Poole jeweller worked a “miracle” in the mosque

Hansford picture

Soldiers in the First World War confronted death every day on the Front Line from bursting shells, bayonets and gun fire. Private Will Hansford, from Poole, however, once faced danger of a different kind. He risked his life… mending a mosque clock.

This quirky story was unearthed by local history researcher Bryan Gambier, delving into the archives of the Poole and Dorset Herald. History, they say, can teach us lessons that resonate today.

The Hansford family were well known in Poole. They had a jeweller’s shop on the High Street and were also skilled at making watches and clocks.

Private Hansford’s grandfather had been a jeweller in Poole and his father, John William Hansford, followed in the family business. In 1882, John William married Mary Elizabeth Hooper Legg, a policeman’s daughter from Sherborne, and their first-born, Will, came along two years later. Mary would soon give birth to three other children, Florence, Alfred Frank and Bert.
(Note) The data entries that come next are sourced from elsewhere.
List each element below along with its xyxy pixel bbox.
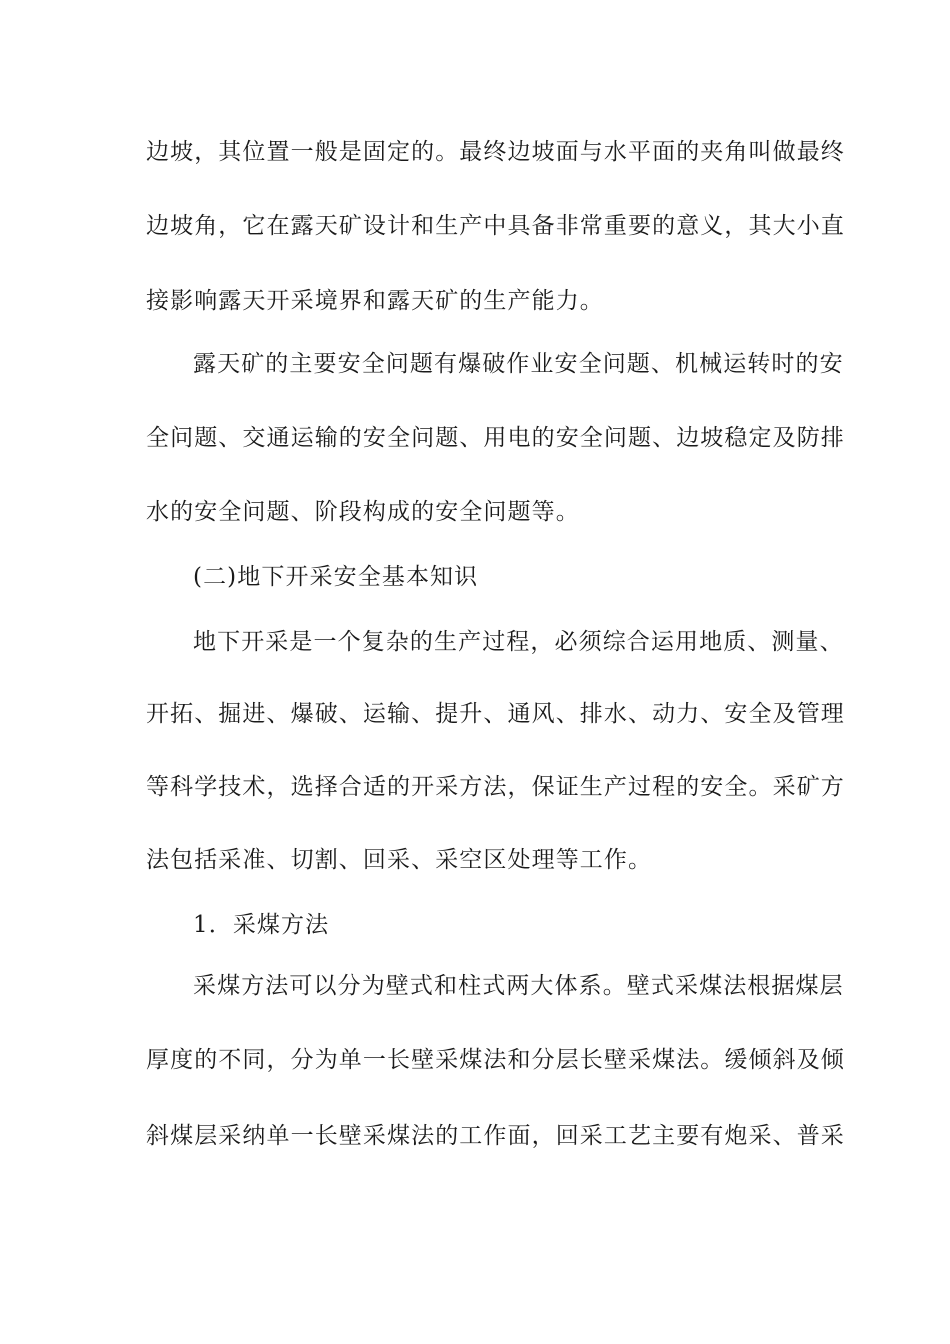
text-line: 法包括采准、切割、回采、采空区处理等工作。 <box>146 847 653 873</box>
text-line: 斜煤层采纳单一长壁采煤法的工作面，回采工艺主要有炮采、普采 <box>146 1123 845 1149</box>
text-line: 厚度的不同，分为单一长壁采煤法和分层长壁采煤法。缓倾斜及倾 <box>146 1047 845 1073</box>
text-line: 全问题、交通运输的安全问题、用电的安全问题、边坡稳定及防排 <box>146 425 845 451</box>
text-line: 边坡角，它在露天矿设计和生产中具备非常重要的意义，其大小直 <box>146 213 845 239</box>
text-line: 等科学技术，选择合适的开采方法，保证生产过程的安全。采矿方 <box>146 774 845 800</box>
text-line: 水的安全问题、阶段构成的安全问题等。 <box>146 499 580 525</box>
paragraph-start-line: 露天矿的主要安全问题有爆破作业安全问题、机械运转时的安 <box>193 351 844 377</box>
text-line: 接影响露天开采境界和露天矿的生产能力。 <box>146 288 604 314</box>
paragraph-start-line: 采煤方法可以分为壁式和柱式两大体系。壁式采煤法根据煤层 <box>193 973 844 999</box>
text-line: 开拓、掘进、爆破、运输、提升、通风、排水、动力、安全及管理 <box>146 701 845 727</box>
text-line: 边坡，其位置一般是固定的。最终边坡面与水平面的夹角叫做最终 <box>146 139 845 165</box>
section-heading: (二)地下开采安全基本知识 <box>193 564 479 590</box>
subsection-heading: 1．采煤方法 <box>193 912 330 938</box>
paragraph-start-line: 地下开采是一个复杂的生产过程，必须综合运用地质、测量、 <box>193 629 844 655</box>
Will was 30 when the First World War broke out and, asked to do his bit for his country, enlisted with the 2nd Dorsets.

The conflict, of course, was not limited to the Western Front. Many soldiers went to fight in Mesopotamia, in the Middle East, where Britain sought to protect the valuable oil fields. The Royal Navy relied heavily on oil.
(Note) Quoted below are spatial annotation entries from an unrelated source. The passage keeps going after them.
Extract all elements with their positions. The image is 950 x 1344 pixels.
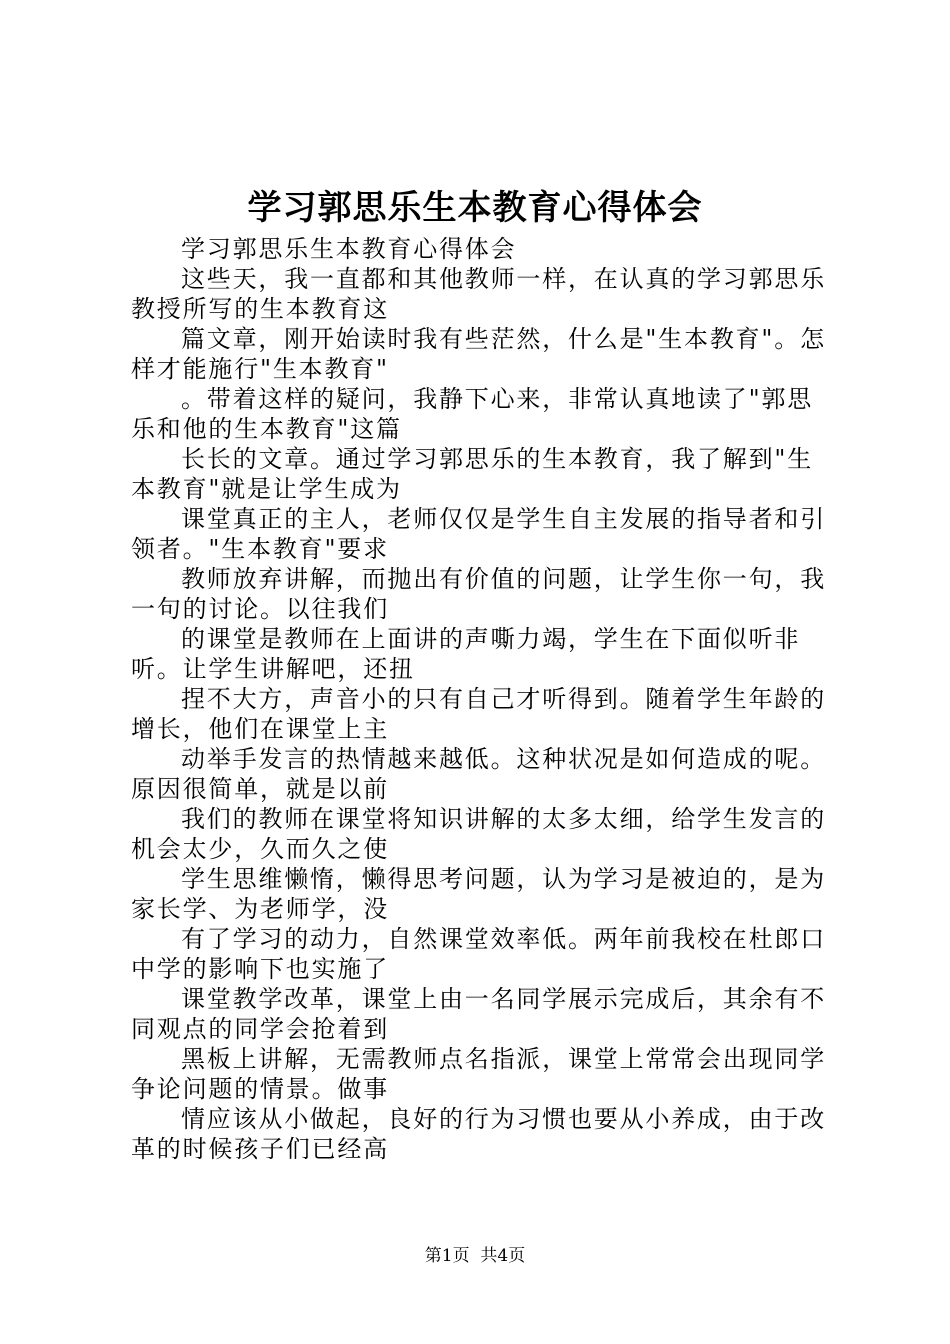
- paragraph: 动举手发言的热情越来越低。这种状况是如何造成的呢。原因很简单，就是以前: [131, 745, 826, 803]
- paragraph: 课堂真正的主人，老师仅仅是学生自主发展的指导者和引领者。"生本教育"要求: [131, 505, 826, 563]
- document-subtitle: 学习郭思乐生本教育心得体会: [181, 235, 517, 263]
- paragraph: 的课堂是教师在上面讲的声嘶力竭，学生在下面似听非听。让学生讲解吧，还扭: [131, 625, 801, 683]
- paragraph: 。带着这样的疑问，我静下心来，非常认真地读了"郭思乐和他的生本教育"这篇: [131, 385, 814, 443]
- paragraph: 黑板上讲解，无需教师点名指派，课堂上常常会出现同学争论问题的情景。做事: [131, 1045, 826, 1103]
- paragraph: 我们的教师在课堂将知识讲解的太多太细，给学生发言的机会太少，久而久之使: [131, 805, 826, 863]
- paragraph: 学生思维懒惰，懒得思考问题，认为学习是被迫的，是为家长学、为老师学，没: [131, 865, 826, 923]
- paragraph: 这些天，我一直都和其他教师一样，在认真的学习郭思乐教授所写的生本教育这: [131, 265, 826, 323]
- paragraph: 捏不大方，声音小的只有自己才听得到。随着学生年龄的增长，他们在课堂上主: [131, 685, 826, 743]
- page-footer: [0, 1245, 950, 1267]
- paragraph: 教师放弃讲解，而抛出有价值的问题，让学生你一句，我一句的讨论。以往我们: [131, 565, 826, 623]
- page-number: 第1页: [424, 1246, 470, 1266]
- paragraph: 长长的文章。通过学习郭思乐的生本教育，我了解到"生本教育"就是让学生成为: [131, 445, 814, 503]
- paragraph: 课堂教学改革，课堂上由一名同学展示完成后，其余有不同观点的同学会抢着到: [131, 985, 826, 1043]
- paragraph: 篇文章，刚开始读时我有些茫然，什么是"生本教育"。怎样才能施行"生本教育": [131, 325, 826, 383]
- paragraph: 有了学习的动力，自然课堂效率低。两年前我校在杜郎口中学的影响下也实施了: [131, 925, 826, 983]
- paragraph: 情应该从小做起，良好的行为习惯也要从小养成，由于改革的时候孩子们已经高: [131, 1105, 826, 1163]
- document-body: [131, 234, 836, 1164]
- document-title: 学习郭思乐生本教育心得体会: [247, 188, 703, 228]
- page-total: 共4页: [480, 1246, 526, 1266]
Private Hansford was among the men posted to Mesopotamia to fight the Turkish Army. It wasn’t an easy billet. Casualty rates, through battle and sickness, ran high.
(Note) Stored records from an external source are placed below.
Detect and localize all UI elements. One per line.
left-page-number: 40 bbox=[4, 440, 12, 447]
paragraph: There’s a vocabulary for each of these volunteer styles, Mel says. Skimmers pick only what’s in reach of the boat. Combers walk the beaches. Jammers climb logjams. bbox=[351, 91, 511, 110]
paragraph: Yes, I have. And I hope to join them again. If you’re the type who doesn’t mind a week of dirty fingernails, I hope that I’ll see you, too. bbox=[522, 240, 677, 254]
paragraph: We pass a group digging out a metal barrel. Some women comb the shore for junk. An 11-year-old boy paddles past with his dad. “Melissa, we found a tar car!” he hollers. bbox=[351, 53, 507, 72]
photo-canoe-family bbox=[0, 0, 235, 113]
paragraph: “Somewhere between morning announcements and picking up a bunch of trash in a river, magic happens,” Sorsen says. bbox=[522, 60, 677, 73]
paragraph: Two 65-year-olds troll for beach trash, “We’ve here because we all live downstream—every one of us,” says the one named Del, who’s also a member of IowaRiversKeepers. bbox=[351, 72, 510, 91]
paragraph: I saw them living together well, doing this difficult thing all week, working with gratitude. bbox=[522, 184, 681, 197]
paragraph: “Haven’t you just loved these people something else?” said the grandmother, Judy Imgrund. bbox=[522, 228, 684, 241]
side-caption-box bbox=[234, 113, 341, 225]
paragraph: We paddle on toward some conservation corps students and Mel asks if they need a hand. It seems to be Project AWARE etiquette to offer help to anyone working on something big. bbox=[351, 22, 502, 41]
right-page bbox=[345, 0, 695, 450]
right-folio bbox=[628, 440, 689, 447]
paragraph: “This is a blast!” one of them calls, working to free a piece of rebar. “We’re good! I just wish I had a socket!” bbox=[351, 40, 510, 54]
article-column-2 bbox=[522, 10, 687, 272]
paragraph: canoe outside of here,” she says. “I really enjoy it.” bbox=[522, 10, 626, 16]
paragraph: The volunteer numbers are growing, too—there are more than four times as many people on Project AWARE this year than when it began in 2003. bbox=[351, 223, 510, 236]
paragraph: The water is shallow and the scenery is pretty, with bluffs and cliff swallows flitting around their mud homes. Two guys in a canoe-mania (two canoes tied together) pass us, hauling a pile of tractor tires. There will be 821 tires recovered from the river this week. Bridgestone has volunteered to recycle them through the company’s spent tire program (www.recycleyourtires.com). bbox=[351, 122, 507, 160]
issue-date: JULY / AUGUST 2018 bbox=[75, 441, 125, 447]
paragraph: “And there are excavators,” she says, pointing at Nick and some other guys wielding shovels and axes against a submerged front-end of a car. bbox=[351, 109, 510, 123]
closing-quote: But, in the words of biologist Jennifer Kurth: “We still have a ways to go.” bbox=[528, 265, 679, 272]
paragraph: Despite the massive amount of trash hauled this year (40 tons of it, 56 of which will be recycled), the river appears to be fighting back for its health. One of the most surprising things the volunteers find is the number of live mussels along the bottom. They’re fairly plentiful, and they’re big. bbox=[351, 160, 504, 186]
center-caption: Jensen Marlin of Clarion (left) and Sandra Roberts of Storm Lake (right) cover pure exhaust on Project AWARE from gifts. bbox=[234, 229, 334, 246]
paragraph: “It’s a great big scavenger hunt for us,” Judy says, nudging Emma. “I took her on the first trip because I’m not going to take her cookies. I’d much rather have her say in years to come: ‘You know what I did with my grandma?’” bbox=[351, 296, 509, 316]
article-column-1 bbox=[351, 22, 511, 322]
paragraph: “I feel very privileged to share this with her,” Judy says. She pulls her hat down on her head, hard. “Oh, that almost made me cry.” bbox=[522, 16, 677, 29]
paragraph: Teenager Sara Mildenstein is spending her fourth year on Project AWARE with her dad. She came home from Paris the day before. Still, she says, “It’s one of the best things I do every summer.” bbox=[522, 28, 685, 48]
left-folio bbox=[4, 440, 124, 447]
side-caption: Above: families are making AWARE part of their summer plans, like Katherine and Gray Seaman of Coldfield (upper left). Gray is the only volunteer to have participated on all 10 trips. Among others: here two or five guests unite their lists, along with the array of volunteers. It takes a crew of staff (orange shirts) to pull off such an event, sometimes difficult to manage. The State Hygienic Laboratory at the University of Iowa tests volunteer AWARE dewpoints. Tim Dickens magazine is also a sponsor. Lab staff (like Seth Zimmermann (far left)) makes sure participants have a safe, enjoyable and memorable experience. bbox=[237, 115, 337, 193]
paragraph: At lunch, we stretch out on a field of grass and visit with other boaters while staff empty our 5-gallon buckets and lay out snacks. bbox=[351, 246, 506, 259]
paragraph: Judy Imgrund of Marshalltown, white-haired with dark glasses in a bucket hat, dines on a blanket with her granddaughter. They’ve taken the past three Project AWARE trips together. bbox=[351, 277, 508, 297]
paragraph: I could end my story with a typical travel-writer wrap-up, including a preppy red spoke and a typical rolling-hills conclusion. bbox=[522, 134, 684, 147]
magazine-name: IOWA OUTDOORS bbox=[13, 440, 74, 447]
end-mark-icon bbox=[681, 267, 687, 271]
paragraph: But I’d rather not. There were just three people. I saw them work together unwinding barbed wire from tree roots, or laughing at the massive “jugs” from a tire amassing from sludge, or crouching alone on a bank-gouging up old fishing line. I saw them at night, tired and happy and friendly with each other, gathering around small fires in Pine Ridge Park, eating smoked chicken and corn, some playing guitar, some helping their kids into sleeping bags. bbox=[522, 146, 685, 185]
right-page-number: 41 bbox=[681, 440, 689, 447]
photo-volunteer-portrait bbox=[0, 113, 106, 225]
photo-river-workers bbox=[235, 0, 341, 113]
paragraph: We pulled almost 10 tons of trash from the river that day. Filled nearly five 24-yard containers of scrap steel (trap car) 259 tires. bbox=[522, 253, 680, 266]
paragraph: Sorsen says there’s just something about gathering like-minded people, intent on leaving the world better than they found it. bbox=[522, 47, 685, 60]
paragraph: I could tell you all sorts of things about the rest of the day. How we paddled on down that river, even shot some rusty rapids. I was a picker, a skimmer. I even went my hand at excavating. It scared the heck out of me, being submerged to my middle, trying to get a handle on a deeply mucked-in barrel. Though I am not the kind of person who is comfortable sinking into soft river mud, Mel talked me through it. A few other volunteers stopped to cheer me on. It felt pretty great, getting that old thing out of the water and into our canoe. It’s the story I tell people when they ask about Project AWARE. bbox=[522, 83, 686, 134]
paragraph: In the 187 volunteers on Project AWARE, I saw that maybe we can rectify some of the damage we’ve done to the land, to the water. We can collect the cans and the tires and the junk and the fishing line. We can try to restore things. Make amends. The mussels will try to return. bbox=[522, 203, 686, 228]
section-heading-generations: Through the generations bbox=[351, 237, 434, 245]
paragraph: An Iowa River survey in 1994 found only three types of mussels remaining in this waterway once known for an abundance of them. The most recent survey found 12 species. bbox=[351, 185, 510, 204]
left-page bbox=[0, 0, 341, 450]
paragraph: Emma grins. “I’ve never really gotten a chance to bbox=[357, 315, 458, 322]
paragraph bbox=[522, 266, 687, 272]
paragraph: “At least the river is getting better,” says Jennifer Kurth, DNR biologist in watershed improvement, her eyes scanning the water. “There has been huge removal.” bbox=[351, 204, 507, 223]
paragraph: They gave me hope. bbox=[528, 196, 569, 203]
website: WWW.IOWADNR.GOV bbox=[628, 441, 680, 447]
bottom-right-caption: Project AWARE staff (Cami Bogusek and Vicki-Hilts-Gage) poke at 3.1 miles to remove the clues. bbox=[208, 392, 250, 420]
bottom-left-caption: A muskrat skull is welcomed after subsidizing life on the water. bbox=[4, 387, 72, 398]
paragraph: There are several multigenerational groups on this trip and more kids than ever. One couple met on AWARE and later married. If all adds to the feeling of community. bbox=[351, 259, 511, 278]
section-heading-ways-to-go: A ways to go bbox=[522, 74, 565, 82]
The 2nd Dorsets soon found themselves camped near Samarra on the bank of the River Tigris, in today’s Iraq.

Inside the city stands a mosque, famous for its beautiful golden dome. Years before the war, its striking clock had had marked time so accurately that, together with the Muezzin, it helped call the Muslim faithful to prayer.

But, one day, 40 years before the conflict, the worn timepiece stopped. Though a masterpiece of engineering, it had rusted and ceased to boom the hours. It stayed silent.

Keen to make friends with the local community, the 2nd Dorsets’ local commanding officer hit on an idea. They would mend the clock. And Poole’s Private Will Hansford, the clockmaker, volunteered to have a go.

Hansford had only Army tools. It was no easy task. Once, hearing scraping sounds above him, he levered a trapdoor and, to his dismay, found himself staring at storks, regarded as sacred birds. He swiftly lowered the door and went back to work.

After three weeks, though, he got it working and the clock chimed out the hours once more.

Overjoyed, the local community hailed Hansford as a ‘messenger from Allah’, sent to help them.

When the war was over, Will Hansford re-joined his father and brother Bert at the family jeweller’s and watchmaker’s business. It had once been at 16 High Street but had long since moved to 143.

It was certainly there in 1901 and, 10 years later, Will and Bert were still living with their father at the shop, the three working as jewellers, watchmakers and clockmakers. The other children, grown up, had moved away. Florence, we know, had once worked as a post office assistant. Their mother, too, it seems, had gone, though her husband still marked himself down as ‘married’.

Come the war, their other brother, Alfred, would also enlist, serving as a Gunner with the Royal Garrison Artillery. Bert may well have served, too.

Their dad, John William, died in 1926, leaving estate to the value of £2,051 (with a purchasing power of about £109,000 today).

Will and Bert would carry on working together at their jewellers’ shop near the old Post Office until 1952 when it would finally close… and the Herald carried its story under the headline, ‘Poole jeweller worked a “miracle” in the mosque’

But what of Private Will Hansford? Like brother Bert, he never married. And, despite the wartime danger he had encountered repairing the mosque, he was to survive for nearly 50 more years to reach the age of 79.

Working on that mosque clock in the midst of a bloody war in which so many died, he was one of the lucky ones. A soldier with time on his hands… in more ways than one.